An Ohio farm girl’s 1895 ride over a mountain is a metaphor for why we’re thankful for being Americans. In a letter back home to her parents, Mary tells the story of her trip—from ”trial and tribulation” to triumph—tracing out our nation’s own exceptional journey.
Mary was traveling to Virginia to take up a new job as an art teacher. Her train arrived at Cumberland Gap at 5 a.m., only to find the tunnel through the mountain had caved in.
“They told us we would have to cross the mountain in wagons. The horses were bony and so were the drivers. I climbed in one with six men so I could sit in the front seat.”
Thirteen colonies had their own mountain to climb back in 1775—securing freedom by sending their rag-tag soldiers against the mightiest army in the world. A decade later and the battle won, the steepest part of the climb was still ahead—the challenge of self-governance.
“We the people of the United States, in Order to form a more perfect Union,…do ordain and establish this constitution.” The Founders knew of our imperfections—slavery, denial of rights to women and minorities, a weak and undeveloped economy.
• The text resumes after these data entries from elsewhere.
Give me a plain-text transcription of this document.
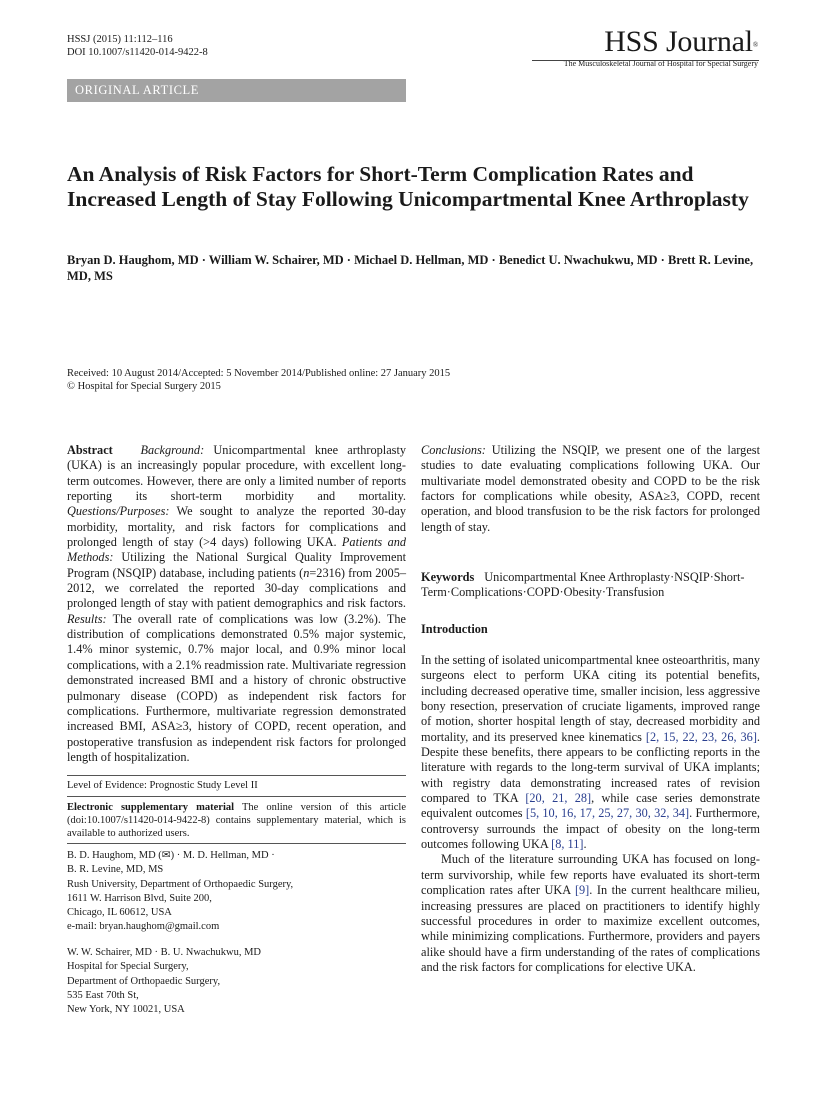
HSSJ (2015) 11:112–116
DOI 10.1007/s11420-014-9422-8	HSS Journal®
The Musculoskeletal Journal of Hospital for Special Surgery
ORIGINAL ARTICLE
An Analysis of Risk Factors for Short-Term Complication Rates and Increased Length of Stay Following Unicompartmental Knee Arthroplasty
Bryan D. Haughom, MD · William W. Schairer, MD · Michael D. Hellman, MD · Benedict U. Nwachukwu, MD · Brett R. Levine, MD, MS
Received: 10 August 2014/Accepted: 5 November 2014/Published online: 27 January 2015
© Hospital for Special Surgery 2015
Abstract Background: Unicompartmental knee arthroplasty (UKA) is an increasingly popular procedure, with excellent long-term outcomes. However, there are only a limited number of reports reporting its short-term morbidity and mortality. Questions/Purposes: We sought to analyze the reported 30-day morbidity, mortality, and risk factors for complications and prolonged length of stay (>4 days) following UKA. Patients and Methods: Utilizing the National Surgical Quality Improvement Program (NSQIP) database, including patients (n=2316) from 2005–2012, we correlated the reported 30-day complications and prolonged length of stay with patient demographics and risk factors. Results: The overall rate of complications was low (3.2%). The distribution of complications demonstrated 0.5% major systemic, 1.4% minor systemic, 0.7% major local, and 0.9% minor local complications, with a 2.1% readmission rate. Multivariate regression demonstrated increased BMI and a history of chronic obstructive pulmonary disease (COPD) as independent risk factors for complications. Furthermore, multivariate regression demonstrated increased BMI, ASA≥3, history of COPD, recent operation, and postoperative transfusion as independent risk factors for prolonged length of hospitalization.
Level of Evidence: Prognostic Study Level II
Electronic supplementary material The online version of this article (doi:10.1007/s11420-014-9422-8) contains supplementary material, which is available to authorized users.
B. D. Haughom, MD (✉) · M. D. Hellman, MD ·
B. R. Levine, MD, MS
Rush University, Department of Orthopaedic Surgery,
1611 W. Harrison Blvd, Suite 200,
Chicago, IL 60612, USA
e-mail: bryan.haughom@gmail.com
W. W. Schairer, MD · B. U. Nwachukwu, MD
Hospital for Special Surgery,
Department of Orthopaedic Surgery,
535 East 70th St,
New York, NY 10021, USA
Conclusions: Utilizing the NSQIP, we present one of the largest studies to date evaluating complications following UKA. Our multivariate model demonstrated obesity and COPD to be the risk factors for complications while obesity, ASA≥3, COPD, recent operation, and blood transfusion to be the risk factors for prolonged length of stay.
Keywords Unicompartmental Knee Arthroplasty·NSQIP·Short-Term·Complications·COPD·Obesity·Transfusion
Introduction

In the setting of isolated unicompartmental knee osteoarthritis, many surgeons elect to perform UKA citing its potential benefits, including decreased operative time, smaller incision, less aggressive bony resection, preservation of cruciate ligaments, improved range of motion, shorter hospital length of stay, decreased morbidity and mortality, and its preserved knee kinematics [2, 15, 22, 23, 26, 36]. Despite these benefits, there appears to be conflicting reports in the literature with regards to the long-term survival of UKA implants; with registry data demonstrating increased rates of revision compared to TKA [20, 21, 28], while case series demonstrate equivalent outcomes [5, 10, 16, 17, 25, 27, 30, 32, 34]. Furthermore, controversy surrounds the impact of obesity on the long-term outcomes following UKA [8, 11].

Much of the literature surrounding UKA has focused on long-term survivorship, while few reports have evaluated its short-term complication rates after UKA [9]. In the current healthcare milieu, increasing pressures are placed on practitioners to identify highly successful procedures in order to maximize excellent outcomes, while minimizing complications. Furthermore, providers and payers alike should have a firm understanding of the rates of complications and the risk factors for complications for elective UKA.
But you conquer a mountain incrementally.
“I never expected the horses could get us over the mountain—but they did by stopping to rest every 100 yards up the mountain.” In Mary’s youth, she saw American industry energize our economy. In middle-age, she saw the 19th amendment of 1920 actualize women’s suffrage—for white women. And though she was 98, Mary finally saw the Civil Rights Act of 1964.
Piecemeal progress got Mary—and the bony drivers and horses—to the top of the mountain. “On the summit, we were in three states at once—Kentucky, Virginia, and Tennessee, and I in a fourth, a state of bliss. As far as the eye could see rose one mountain after another, a smoky blue haze hovering around the tops. The road was sandstone but with beautiful flowers growing out of the stones.”
Sometimes we fail to see the grandeur of this country—not only its physical beauty but an economic and governmental system that, though still imperfect, gives more freedom to achieve the “American dream” than any other country in the world. There’s a troubling trend to see the worst of our history and not the peaks of accomplishment—a trend to protest authority, be it local police, classroom teachers, or university presidents.
Borrowing from the song lyrics, we “need to accentuate the positive, eliminate the negative, latch on to the affirmative.” Our younger generations must swell with patriotic pride when they hear the National Anthem, salute the flag, and say The Pledge of Allegiance.
My plug for patriotism is more than pedantic or patronizing—it may be a matter of national security. Our young people’s counterparts overseas—and a few here—who are radicalized jihadists have no trouble trumpeting their ideology and saluting a black flag symbolizing death and loss of freedom for everyone else on earth. We need to counter with an American ideology of life, liberty, and the pursuit of happiness—foreign concepts to our foe.
So as our national day of feast, family, freedom, and football arrives, let’s be thankful for the friends and loved ones with whom we can share a peaceful meal of plenty. By the way, Mary not only got to the top of the mountain, she conquered it. She became a leading businesswoman in Kansas City, passing away at age 101 and leaving her fortune to local charities. God bless America—and my Aunt Mary.
Burns is a retired professor at the University of Florida and a great-nephew of Mary Hosbrook Kincaid.